This holiday season, I've teamed up with six other authors to share our holiday memories. We hope you enjoy the stories as much as we do. Feel free to share your own memories in the comments below!
Today you get to read one of my holiday memories!
The Year Our Christmas Tree was a Chair
As Christmas memories go, mine probably hint at the same nostalgia and youthful excitement as most of yours, with maybe two important exceptions. One, my parents are immigrants from India, and we aren't Christian—although that didn't stop us from celebrating. And two, holiday dinners didn't resemble anything close to what I'd seen on A Christmas Carol or the Brady Bunch. No goose, turkey, or ham. Not even fish. Our everyday menu usually consisted of Indian vegetarian food, and as I got older, special occasions called for the only meat dish my vegetarian mom ever made: Onion Chicken Curry. My sisters and I never failed to drop everything and ruuuun to the kitchen for dinner!
(I suppose this is where I need an I digress—not really my style, but you get the picture.)
Because of TV, school, friends, and co-workers, Christmas became a hodgepodge of this is what you should do and this will be fun for the girls and don't let them feel left out. Ever the eager parents, they purchased a tree, strung lights, and bought into the idea of Santa like it would help us get into Harvard one day.
I'm almost bummed I didn't try.
Growing up in the Midwest, our Christmas' were white, Swiss Miss hot chocolate warmed us after building snow-families in our tiny backyard, and our fake tree, strung with twinkling lights, mesmerized us until our yawns got to be too big.
Oh yeah, and there were presents.
My earliest Christmas memory comes to me from the year we hadn't put up a tree. I was six. My parents had taken us to India that fall, and a trip that far wasn't made for just a few days. After five weeks, my dad returned to the States to go back to work, and we followed almost a month later. I can't remember if we came back before the holidays or shortly after, but I do remember that even without the tree up, my dad bought us Christmas gifts. He hadn't forgotten.
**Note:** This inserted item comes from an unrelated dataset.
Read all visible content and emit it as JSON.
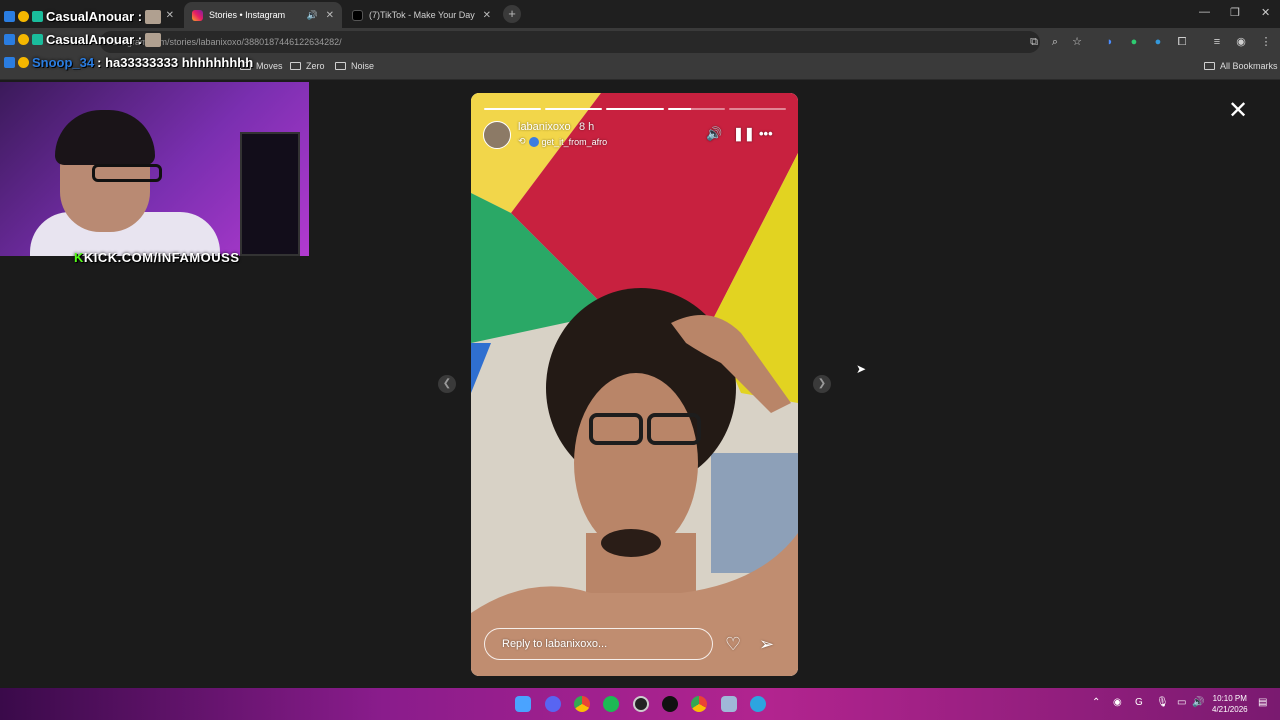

Without a tree, he'd placed the (unwrapped!) gifts under a boxy 1970's-style chair that I probably only remember because of old family pictures. Kneeling down, I dipped my head to gape at the most magnificent set of markers, all lined up in a clear plastic case. My box of 64 Crayola crayons with the sharpener in the back paled—paled—in comparison. Oh the worlds I would draw, and the portraits I'd create. There wasn't a bird or rainbow or castle I wouldn't be able to color into existence.
Oh the possibilities.
I hope your holiday season is as magical as mine was that year—even without the fake tree strung with twinkling lights, mesmerizing us until our yawns became too much.